The echo in the building made the words larger than they were, turning prayer into proclamation.
Cox stayed kneeling, eyes closed, breathing evenly. He let his mind drift. In the darkness behind his eyelids, faces appeared—Brennan’s, fading; Kate’s, vivid; Friday’s, blurred and shapeless. Around them all, the slow-turning wheel of the plan.
It had taken him years to build the pattern, each act another spoke. People thought of him as a killer, but he wasn’t. Killing was incidental. Necessary sometimes, yes, but never the goal. His true work was revelation—forcing the world to see what it was.

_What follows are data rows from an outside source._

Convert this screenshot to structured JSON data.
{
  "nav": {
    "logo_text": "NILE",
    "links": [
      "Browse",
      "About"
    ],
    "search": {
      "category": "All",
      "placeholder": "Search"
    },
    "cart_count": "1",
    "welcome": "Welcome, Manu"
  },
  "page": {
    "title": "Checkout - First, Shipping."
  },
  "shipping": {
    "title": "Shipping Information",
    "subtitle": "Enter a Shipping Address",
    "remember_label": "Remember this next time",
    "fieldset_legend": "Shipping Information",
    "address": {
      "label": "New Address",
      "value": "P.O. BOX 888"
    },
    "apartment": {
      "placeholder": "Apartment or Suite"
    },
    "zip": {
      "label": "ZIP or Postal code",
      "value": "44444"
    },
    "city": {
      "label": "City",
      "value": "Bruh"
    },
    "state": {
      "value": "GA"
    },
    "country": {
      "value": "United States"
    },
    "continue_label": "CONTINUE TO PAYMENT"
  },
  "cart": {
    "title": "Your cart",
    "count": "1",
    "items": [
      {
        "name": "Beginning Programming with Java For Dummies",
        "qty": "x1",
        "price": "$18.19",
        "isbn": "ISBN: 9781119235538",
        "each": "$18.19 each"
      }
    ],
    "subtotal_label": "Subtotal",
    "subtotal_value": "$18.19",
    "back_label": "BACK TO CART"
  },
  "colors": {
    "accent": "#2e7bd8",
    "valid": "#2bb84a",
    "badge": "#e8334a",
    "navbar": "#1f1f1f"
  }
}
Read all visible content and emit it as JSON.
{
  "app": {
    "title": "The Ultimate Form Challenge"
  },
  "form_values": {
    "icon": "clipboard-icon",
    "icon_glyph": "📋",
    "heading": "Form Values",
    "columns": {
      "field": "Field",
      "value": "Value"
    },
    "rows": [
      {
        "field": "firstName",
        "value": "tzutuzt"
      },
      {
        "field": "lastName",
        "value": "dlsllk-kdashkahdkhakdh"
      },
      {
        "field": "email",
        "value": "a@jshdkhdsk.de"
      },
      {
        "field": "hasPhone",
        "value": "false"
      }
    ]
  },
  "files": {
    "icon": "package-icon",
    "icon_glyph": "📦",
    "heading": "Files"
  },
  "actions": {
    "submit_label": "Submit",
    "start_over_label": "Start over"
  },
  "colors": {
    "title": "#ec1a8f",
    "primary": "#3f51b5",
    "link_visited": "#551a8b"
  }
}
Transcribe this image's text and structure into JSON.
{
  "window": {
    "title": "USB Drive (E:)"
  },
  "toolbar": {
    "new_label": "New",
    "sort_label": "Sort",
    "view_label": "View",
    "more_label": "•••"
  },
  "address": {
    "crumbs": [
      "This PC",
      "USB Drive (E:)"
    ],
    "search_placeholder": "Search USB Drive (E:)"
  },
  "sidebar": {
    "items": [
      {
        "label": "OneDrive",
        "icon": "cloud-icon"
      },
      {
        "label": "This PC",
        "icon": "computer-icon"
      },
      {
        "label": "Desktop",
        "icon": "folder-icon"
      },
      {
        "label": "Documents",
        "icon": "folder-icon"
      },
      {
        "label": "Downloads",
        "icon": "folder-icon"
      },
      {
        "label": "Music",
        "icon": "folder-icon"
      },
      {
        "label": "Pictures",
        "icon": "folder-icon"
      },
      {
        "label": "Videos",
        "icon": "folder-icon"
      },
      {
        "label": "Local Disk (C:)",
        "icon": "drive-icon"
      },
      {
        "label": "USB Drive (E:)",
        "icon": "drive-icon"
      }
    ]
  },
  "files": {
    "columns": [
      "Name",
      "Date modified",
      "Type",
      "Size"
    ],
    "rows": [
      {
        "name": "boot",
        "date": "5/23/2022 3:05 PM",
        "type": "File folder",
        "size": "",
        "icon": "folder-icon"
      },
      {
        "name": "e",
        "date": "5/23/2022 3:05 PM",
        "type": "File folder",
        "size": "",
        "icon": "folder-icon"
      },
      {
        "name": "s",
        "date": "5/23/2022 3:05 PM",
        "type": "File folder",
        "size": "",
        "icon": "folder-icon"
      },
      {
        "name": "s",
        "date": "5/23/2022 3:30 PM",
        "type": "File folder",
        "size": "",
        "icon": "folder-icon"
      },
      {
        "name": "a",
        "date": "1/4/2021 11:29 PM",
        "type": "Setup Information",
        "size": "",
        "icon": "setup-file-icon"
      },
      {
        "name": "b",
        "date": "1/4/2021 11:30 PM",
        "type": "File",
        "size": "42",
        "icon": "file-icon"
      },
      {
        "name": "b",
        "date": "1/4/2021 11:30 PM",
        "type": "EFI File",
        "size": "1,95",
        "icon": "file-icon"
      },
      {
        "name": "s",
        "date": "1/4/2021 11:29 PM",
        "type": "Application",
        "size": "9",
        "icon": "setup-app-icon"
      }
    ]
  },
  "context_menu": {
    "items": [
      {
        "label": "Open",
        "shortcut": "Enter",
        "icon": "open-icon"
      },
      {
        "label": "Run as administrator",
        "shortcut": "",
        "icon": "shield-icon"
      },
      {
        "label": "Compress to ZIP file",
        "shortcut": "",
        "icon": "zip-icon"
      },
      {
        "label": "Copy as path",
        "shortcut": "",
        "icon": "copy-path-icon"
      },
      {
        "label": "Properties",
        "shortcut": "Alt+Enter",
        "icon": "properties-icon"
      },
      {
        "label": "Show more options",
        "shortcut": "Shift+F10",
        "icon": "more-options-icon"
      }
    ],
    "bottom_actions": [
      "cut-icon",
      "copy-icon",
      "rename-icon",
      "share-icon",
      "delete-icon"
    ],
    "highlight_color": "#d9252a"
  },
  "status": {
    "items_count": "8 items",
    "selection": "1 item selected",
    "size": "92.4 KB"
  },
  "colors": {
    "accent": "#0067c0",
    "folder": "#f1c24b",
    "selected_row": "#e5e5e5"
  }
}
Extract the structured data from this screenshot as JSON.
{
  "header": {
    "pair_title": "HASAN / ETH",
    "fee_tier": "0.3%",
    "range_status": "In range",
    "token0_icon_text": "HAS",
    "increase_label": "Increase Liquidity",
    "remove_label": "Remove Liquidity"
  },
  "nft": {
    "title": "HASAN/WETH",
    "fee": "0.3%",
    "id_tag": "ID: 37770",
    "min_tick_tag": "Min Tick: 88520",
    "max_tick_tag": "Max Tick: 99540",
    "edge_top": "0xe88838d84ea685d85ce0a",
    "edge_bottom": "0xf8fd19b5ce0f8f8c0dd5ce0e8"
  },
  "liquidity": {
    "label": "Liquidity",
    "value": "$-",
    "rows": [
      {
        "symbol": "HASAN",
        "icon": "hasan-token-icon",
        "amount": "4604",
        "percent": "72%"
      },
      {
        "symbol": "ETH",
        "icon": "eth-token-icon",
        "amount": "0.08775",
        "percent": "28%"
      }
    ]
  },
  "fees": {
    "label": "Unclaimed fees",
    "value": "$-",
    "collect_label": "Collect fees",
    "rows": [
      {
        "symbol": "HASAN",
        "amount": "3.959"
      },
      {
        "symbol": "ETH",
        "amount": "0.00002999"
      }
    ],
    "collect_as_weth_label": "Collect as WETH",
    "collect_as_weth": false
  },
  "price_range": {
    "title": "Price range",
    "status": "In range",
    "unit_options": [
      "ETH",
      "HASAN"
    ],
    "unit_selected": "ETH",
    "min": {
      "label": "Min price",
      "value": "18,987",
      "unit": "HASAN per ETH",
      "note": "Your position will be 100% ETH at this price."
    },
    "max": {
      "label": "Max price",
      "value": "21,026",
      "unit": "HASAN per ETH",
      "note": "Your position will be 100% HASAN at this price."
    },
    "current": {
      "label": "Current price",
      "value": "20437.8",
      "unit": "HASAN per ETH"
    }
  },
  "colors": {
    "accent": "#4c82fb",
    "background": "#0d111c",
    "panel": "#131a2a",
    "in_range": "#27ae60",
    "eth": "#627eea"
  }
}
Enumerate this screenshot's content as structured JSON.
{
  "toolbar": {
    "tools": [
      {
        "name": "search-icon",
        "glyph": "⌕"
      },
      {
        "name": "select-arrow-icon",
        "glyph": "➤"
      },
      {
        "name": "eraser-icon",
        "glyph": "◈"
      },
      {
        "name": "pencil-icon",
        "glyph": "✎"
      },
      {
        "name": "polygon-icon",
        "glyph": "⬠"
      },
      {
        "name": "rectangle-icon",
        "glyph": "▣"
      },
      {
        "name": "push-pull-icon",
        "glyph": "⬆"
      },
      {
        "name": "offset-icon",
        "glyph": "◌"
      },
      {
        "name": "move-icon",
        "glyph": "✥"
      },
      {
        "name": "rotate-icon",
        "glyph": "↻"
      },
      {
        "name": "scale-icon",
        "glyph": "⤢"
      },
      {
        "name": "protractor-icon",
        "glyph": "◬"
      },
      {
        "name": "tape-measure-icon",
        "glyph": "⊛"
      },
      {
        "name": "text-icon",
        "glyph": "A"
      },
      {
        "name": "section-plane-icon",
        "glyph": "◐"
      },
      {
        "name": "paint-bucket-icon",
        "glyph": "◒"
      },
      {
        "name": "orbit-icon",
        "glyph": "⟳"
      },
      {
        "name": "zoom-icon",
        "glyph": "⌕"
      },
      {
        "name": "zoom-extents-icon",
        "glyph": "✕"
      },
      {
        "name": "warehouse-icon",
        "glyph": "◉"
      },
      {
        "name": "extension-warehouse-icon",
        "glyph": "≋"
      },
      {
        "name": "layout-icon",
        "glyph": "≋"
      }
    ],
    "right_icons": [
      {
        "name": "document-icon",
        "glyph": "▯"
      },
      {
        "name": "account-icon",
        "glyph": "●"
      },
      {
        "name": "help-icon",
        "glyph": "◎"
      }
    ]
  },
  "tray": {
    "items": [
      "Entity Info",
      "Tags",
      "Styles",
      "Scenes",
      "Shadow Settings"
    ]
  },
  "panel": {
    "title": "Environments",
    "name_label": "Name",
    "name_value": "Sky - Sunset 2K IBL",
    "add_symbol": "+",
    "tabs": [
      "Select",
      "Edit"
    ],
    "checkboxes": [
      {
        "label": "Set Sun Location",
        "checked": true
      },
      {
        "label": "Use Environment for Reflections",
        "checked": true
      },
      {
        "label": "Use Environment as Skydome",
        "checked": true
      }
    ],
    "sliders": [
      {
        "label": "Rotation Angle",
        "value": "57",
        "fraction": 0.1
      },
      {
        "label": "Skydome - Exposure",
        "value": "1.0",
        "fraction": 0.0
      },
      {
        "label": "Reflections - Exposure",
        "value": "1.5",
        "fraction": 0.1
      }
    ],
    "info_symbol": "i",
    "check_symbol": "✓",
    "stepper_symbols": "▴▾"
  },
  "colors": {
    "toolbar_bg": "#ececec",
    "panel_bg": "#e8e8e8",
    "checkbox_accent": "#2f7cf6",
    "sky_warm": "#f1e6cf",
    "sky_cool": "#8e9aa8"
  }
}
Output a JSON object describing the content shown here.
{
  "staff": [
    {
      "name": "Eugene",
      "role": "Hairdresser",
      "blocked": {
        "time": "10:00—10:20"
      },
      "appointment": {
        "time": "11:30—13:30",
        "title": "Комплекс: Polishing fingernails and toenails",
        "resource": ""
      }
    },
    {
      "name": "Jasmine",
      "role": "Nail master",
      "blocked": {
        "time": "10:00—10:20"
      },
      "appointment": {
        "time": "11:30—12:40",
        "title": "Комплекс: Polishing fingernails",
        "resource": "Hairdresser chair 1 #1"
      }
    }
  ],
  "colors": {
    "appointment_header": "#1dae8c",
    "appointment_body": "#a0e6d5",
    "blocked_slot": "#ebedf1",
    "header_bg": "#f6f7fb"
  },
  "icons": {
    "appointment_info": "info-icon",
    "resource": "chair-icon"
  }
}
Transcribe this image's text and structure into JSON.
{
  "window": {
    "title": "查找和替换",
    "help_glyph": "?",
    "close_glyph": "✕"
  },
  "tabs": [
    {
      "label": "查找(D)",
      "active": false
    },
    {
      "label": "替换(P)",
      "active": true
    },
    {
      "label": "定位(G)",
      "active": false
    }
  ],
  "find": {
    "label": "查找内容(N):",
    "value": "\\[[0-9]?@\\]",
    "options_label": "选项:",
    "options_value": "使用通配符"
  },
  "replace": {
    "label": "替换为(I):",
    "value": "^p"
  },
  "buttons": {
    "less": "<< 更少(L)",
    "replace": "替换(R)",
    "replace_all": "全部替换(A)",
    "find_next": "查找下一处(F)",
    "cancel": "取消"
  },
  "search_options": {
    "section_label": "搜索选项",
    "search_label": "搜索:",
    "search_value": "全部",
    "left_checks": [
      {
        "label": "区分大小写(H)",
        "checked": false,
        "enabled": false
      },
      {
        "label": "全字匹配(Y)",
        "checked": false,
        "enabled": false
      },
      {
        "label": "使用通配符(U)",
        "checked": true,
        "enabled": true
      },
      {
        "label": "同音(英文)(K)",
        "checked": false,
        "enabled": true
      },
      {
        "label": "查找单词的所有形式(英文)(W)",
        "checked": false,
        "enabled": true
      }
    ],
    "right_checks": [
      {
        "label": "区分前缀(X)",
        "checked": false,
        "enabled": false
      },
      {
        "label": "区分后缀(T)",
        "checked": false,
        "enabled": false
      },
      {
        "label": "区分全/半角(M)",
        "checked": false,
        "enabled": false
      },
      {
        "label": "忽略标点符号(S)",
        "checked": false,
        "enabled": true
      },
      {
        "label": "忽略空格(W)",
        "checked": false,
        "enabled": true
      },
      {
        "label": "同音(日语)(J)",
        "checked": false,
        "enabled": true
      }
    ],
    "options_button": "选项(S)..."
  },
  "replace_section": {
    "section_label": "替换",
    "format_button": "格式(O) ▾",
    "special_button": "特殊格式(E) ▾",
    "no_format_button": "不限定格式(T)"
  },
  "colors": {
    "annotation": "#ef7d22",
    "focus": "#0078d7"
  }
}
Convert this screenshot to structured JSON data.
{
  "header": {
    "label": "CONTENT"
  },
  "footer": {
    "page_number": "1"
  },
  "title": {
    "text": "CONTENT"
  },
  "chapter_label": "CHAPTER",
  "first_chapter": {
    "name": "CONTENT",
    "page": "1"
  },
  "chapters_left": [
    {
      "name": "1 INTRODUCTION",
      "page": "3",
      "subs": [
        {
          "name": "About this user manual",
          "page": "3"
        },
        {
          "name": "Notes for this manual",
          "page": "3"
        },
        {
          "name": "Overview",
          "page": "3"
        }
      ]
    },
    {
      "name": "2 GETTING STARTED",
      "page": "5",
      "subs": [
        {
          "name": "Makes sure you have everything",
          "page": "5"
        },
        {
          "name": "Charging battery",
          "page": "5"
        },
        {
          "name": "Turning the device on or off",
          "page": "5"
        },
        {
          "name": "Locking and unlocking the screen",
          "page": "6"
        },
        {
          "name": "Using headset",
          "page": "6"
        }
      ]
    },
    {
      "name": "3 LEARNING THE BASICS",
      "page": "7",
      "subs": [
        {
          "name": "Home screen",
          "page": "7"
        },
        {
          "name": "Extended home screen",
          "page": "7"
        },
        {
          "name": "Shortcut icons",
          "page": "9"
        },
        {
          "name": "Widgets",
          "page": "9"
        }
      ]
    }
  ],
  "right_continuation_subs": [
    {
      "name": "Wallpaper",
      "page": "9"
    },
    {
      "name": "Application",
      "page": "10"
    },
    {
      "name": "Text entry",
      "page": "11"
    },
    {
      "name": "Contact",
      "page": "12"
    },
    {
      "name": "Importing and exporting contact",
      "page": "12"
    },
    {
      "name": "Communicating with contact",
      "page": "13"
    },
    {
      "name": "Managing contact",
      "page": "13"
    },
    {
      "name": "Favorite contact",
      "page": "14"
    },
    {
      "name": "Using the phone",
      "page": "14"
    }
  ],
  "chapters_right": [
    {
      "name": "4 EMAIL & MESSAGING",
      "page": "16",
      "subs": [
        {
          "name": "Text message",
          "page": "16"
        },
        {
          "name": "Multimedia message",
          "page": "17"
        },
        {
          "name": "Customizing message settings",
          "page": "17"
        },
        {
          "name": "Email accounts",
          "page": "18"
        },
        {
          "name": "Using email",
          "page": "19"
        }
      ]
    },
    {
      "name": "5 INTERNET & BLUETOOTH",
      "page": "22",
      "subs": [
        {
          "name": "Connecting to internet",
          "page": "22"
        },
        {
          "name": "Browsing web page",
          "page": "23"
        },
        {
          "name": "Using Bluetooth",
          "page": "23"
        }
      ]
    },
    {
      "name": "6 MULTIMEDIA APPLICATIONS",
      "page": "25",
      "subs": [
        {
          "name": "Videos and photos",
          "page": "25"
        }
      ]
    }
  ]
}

He rose, stretching the stiffness from his knees. His eyes fell upon the reception desk, or what remained of it: a crescent of painted plywood, spattered with mildew. Someone had sprayed NYCRIPS neatly in the center.
A gust of wind rattled the loose boards at the door, sending a flurry of dust swirling through the light. He looked toward it, sensing the shift in temperature, the whisper of rain. Evening was nearby. Soon the city’s lights would bloom like wounds across the skyline.
He took out the list of names. He sighed, in the manner of a man who has made a decision. And he smiled, basking in the calm that came only when you knew what was next.
Outside, the Sabbath waned, and the sinners worked on.